Doutores da Alegria em ação (Foto: Juan Esteves)

NET Educação – O que era mais fácil e o que era mais difícil quando vestia o Dr. Zinho?

Nogueira – Chegar nas pessoas é o mais fácil, porque o palhaço é um cara que é muito radical e provoca uma reação que é imediata: ou as pessoas amam ou odeiam, não tem tanto morno. Já o que é mais difícil é ser simples. Onde abandonamos os monólogos interiores e vamos para a simplicidade que a criança tem de resolver as coisas. Ser simples e habitar o presente. Porque a simplicidade muitas vezes parece que você não está fazendo nada, e não confiamos nisso. Então, você quer fazer mais e arruína tudo. Ser simples, a troca é simples.

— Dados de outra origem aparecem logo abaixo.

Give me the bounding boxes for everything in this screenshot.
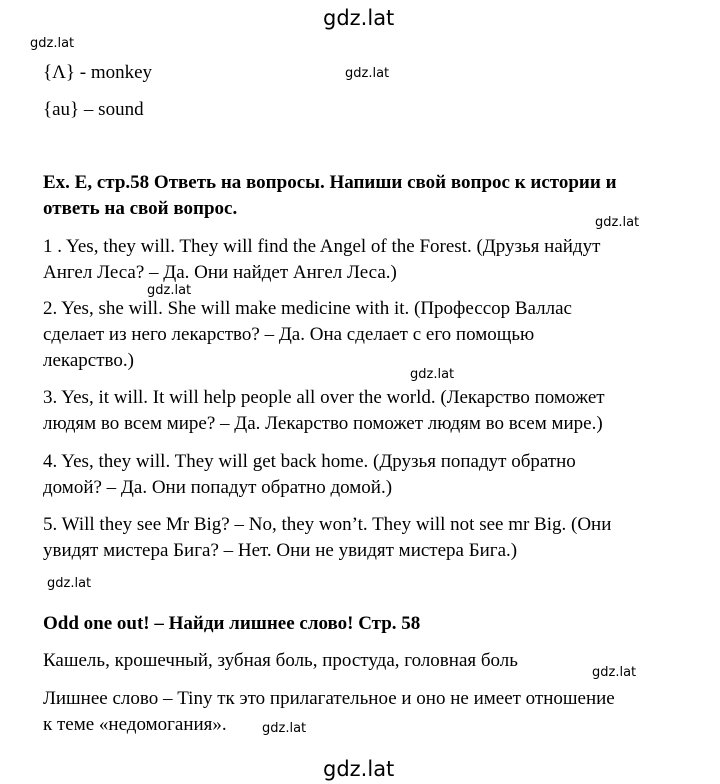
watermark-bottom: gdz.lat bbox=[323, 757, 395, 781]
exercise-heading-line-2: ответь на свой вопрос. bbox=[43, 198, 238, 219]
answer-3-line-1: 3. Yes, it will. It will help people all over the world. (Лекарство поможет bbox=[43, 387, 605, 408]
watermark-mid: gdz.lat bbox=[345, 66, 390, 81]
answer-4-line-2: домой? – Да. Они попадут обратно домой.) bbox=[43, 477, 393, 498]
answer-2-line-1: 2. Yes, she will. She will make medicine with it. (Профессор Валлас bbox=[43, 298, 572, 319]
exercise-heading-line-1: Ex. E, стр.58 Ответь на вопросы. Напиши свой вопрос к истории и bbox=[43, 172, 617, 193]
odd-one-out-heading: Odd one out! – Найди лишнее слово! Стр. 58 bbox=[43, 613, 421, 634]
answer-1-line-1: 1 . Yes, they will. They will find the Angel of the Forest. (Друзья найдут bbox=[43, 236, 601, 257]
sound-line-2: {au} – sound bbox=[43, 99, 144, 120]
watermark-item3: gdz.lat bbox=[410, 367, 455, 382]
answer-1-line-2: Ангел Леса? – Да. Они найдет Ангел Леса.) bbox=[43, 262, 397, 283]
sound-line-1: {Λ} - monkey bbox=[43, 62, 153, 83]
odd-one-out-explanation-line-2: к теме «недомогания». bbox=[43, 714, 227, 735]
answer-3-line-2: людям во всем мире? – Да. Лекарство поможет людям во всем мире.) bbox=[43, 413, 603, 434]
odd-one-out-words: Кашель, крошечный, зубная боль, простуда, головная боль bbox=[43, 650, 518, 671]
watermark-odd-right: gdz.lat bbox=[592, 665, 637, 680]
answer-5-line-2: увидят мистера Бига? – Нет. Они не увидят мистера Бига.) bbox=[43, 540, 518, 561]
answer-2-line-3: лекарство.) bbox=[43, 350, 134, 371]
watermark-end-inline: gdz.lat bbox=[262, 721, 307, 736]
watermark-item2: gdz.lat bbox=[147, 283, 192, 298]
answer-5-line-1: 5. Will they see Mr Big? – No, they won’t. They will not see mr Big. (Они bbox=[43, 514, 612, 535]
watermark-left: gdz.lat bbox=[30, 36, 75, 51]
watermark-top: gdz.lat bbox=[323, 6, 395, 30]
watermark-after-item5: gdz.lat bbox=[47, 576, 92, 591]
answer-4-line-1: 4. Yes, they will. They will get back home. (Друзья попадут обратно bbox=[43, 451, 576, 472]
answer-2-line-2: сделает из него лекарство? – Да. Она сделает с его помощью bbox=[43, 324, 535, 345]
odd-one-out-explanation-line-1: Лишнее слово – Tiny тк это прилагательное и оно не имеет отношение bbox=[43, 688, 615, 709]
watermark-ex-right: gdz.lat bbox=[595, 215, 640, 230]
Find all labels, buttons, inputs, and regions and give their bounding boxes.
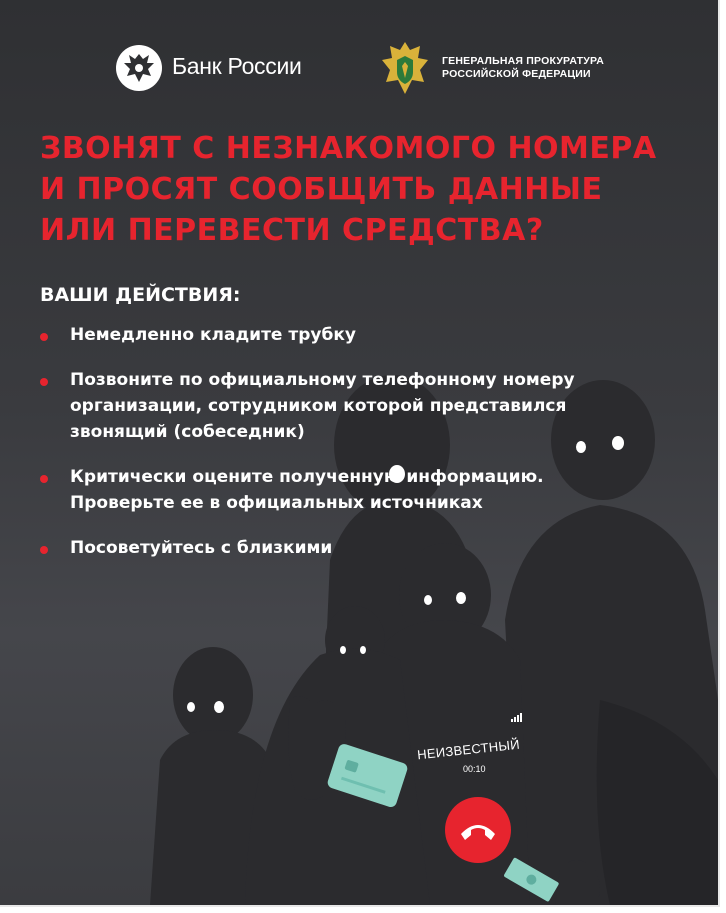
prosecutor-emblem-icon <box>380 40 430 96</box>
call-duration: 00:10 <box>463 764 486 774</box>
hang-up-phone-icon <box>445 797 511 863</box>
headline <box>40 128 657 251</box>
actions-title: ВАШИ ДЕЙСТВИЯ: <box>40 284 241 306</box>
bullet-icon <box>40 378 48 386</box>
list-item: Критически оцените полученную информацию. Проверьте ее в официальных источниках <box>40 464 575 516</box>
bullet-icon <box>40 475 48 483</box>
headline-line: ЗВОНЯТ С НЕЗНАКОМОГО НОМЕРА <box>40 131 657 166</box>
bank-eagle-icon <box>116 45 162 91</box>
headline-line: ИЛИ ПЕРЕВЕСТИ СРЕДСТВА? <box>40 213 544 248</box>
list-item: Немедленно кладите трубку <box>40 322 575 348</box>
caller-name: НЕИЗВЕСТНЫЙ <box>416 736 521 763</box>
prosecutor-office-name: ГЕНЕРАЛЬНАЯ ПРОКУРАТУРА РОССИЙСКОЙ ФЕДЕРАЦИИ <box>442 55 605 80</box>
headline-line: И ПРОСЯТ СООБЩИТЬ ДАННЫЕ <box>40 172 603 207</box>
bullet-icon <box>40 546 48 554</box>
list-item: Позвоните по официальному телефонному номеру организации, сотрудником которой представился звонящий (собеседник) <box>40 367 575 445</box>
logos-header <box>0 40 718 100</box>
bank-name: Банк России <box>172 53 302 79</box>
bullet-icon <box>40 333 48 341</box>
actions-list <box>40 322 575 561</box>
list-item: Посоветуйтесь с близкими <box>40 535 575 561</box>
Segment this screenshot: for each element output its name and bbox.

NET Educação – Uma ideia simples muda o mundo?

Nogueira – Sim. Totalmente. Por isso é tão difícil ser simples. Tem um filme chamado “Quem se importa?” e quem se importa são justamente empreendedores sociais pelo mundo que estão fazendo revolução, nessa obra. Tem um monge belga que é budista e resolve ir para a África e cria um método para que as pessoas não morram e não sejam mais mutiladas com as minas terrestres. Fez algo simples: o rato é mais leve que o ser humano e tem um bom olfato, então ele os ensinou a farejarem minas e as pessoas podem ir lá e remover. Quanto mais simples a ideia melhor. Se não, é insustentável. Só temos que confiar.